YouTube series "Gringolandia" graphics
YouTube series "Gringolandia" graphics

SANTIAGO - A YouTube comedy hit about a South American immigrant opening up a Chilean-style hotdog stand in New York has become one of the first from the video-sharing website to be picked up by Netflix.

'Gringolandia' is the brainchild of 33-year-old Chilean Cristobal Ross, who drew on his experiences living in the United States to create a story about the bemused Peter, played by Koke Santa Ana, who introduces Americans to streams of Chilean slang (subtitles provided) and the 'completo', a popular snack that consists of a hotdog drowned in mayonnaise, avocado and tomato.

The six-minute-long episodes debuted on YouTube in 2013, and were later consolidated into longer episodes for two mini-series on Internet streaming service Netflix.

A third series is due out on November 25 and a spin-off is in the works.

As well as North America and much of Europe, Netflix is available throughout South America. That has encouraged the development of programming based in Latin America, such as 'Narcos', a series about Colombian drug-lord Pablo Escobar, and upcoming dystopian show '3%', shot in Brazil.

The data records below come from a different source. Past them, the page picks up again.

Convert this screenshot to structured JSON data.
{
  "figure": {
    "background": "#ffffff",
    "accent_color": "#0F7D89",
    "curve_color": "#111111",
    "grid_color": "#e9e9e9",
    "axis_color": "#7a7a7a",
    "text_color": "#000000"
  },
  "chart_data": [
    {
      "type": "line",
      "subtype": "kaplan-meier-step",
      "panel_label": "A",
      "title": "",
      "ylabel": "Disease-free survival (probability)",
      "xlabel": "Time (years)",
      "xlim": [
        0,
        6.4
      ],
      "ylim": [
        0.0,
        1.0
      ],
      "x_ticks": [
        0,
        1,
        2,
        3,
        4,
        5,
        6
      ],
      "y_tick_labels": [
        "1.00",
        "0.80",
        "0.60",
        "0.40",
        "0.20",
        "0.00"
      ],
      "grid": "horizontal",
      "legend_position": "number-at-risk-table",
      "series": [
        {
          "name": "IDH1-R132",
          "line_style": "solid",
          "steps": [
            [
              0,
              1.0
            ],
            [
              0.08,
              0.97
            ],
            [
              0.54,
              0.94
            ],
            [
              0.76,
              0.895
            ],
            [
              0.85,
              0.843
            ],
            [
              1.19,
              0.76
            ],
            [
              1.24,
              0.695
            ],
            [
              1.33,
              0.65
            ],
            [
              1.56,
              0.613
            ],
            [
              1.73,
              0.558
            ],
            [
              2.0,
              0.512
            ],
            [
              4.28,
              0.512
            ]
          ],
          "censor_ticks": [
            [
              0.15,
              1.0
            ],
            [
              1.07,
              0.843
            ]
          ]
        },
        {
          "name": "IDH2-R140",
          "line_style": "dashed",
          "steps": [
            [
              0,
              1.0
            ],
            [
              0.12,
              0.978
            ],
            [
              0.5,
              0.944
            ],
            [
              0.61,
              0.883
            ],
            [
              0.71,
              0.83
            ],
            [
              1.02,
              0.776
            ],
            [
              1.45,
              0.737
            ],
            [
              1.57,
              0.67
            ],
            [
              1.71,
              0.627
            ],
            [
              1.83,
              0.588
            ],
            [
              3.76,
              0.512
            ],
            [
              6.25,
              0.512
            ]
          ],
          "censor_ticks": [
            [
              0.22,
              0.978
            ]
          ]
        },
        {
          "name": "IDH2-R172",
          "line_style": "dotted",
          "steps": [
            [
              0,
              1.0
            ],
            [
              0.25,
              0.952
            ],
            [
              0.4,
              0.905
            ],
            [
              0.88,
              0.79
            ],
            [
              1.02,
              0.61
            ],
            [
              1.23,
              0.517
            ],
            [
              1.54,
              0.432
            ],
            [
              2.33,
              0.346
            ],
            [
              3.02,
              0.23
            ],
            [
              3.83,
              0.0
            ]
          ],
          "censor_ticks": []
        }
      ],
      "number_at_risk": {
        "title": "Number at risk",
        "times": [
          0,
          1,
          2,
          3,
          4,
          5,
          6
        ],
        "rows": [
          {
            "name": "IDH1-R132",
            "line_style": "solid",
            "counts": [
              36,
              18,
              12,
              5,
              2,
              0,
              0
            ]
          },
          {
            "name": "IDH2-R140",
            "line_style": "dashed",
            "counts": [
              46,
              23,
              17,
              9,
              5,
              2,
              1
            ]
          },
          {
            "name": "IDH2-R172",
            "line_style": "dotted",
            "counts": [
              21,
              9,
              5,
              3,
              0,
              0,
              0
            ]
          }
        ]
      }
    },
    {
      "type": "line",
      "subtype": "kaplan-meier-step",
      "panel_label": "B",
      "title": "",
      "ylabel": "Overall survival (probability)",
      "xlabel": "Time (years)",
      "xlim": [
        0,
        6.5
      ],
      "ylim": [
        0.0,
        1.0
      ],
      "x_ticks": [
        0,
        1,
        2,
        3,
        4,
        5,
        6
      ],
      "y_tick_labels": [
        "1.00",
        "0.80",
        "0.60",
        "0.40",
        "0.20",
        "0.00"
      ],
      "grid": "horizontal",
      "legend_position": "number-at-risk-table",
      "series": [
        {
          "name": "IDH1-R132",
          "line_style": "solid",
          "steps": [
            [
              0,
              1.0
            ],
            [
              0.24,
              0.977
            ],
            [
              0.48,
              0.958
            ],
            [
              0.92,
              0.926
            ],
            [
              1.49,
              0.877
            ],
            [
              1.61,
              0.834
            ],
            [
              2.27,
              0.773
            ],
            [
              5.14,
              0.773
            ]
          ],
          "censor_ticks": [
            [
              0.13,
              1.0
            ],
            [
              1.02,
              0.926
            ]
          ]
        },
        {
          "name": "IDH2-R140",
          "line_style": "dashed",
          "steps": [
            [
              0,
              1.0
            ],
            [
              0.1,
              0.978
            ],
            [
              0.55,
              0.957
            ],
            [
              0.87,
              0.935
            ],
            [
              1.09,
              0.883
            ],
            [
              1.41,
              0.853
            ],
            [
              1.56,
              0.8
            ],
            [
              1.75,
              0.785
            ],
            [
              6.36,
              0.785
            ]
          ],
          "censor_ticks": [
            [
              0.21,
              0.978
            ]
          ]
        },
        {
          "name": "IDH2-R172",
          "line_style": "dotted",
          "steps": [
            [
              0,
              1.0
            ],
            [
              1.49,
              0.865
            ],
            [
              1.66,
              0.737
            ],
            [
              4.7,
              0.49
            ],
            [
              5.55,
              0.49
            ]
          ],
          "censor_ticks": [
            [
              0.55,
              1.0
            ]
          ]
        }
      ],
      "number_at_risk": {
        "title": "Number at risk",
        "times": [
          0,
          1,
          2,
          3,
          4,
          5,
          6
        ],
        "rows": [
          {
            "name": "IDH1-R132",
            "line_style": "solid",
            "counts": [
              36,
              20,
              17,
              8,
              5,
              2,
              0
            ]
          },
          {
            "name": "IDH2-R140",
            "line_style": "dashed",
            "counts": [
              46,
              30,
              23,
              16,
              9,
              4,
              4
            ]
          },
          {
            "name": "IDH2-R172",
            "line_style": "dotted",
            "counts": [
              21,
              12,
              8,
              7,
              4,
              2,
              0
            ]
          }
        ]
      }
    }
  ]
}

Ross, who trained as an industrial engineer and is from Punta Arenas in the cold Patagonian steppe, does not perhaps have a conventional filmmaking background.

A passionate movie lover, he decided to leave his job managing fuel at an airline, move to New York, and cobble together enough savings to make a "fish out of water" story that appeals to Latin Americans at home and in the United States.

"If you make good content you can grow something," Ross told Reuters in Santiago, where he is currently based. "You don't need a network of people, just good ideas."

Storytelling for the web is a greater challenge in many ways than more conventional forms, he said, as people engage with it via mobile devices and the pace needs to be fast and relentless.

"There's an unsatisfied demand for web content created specifically for the digital medium," said Ross. "TV doesn't get that and I see huge opportunity in that."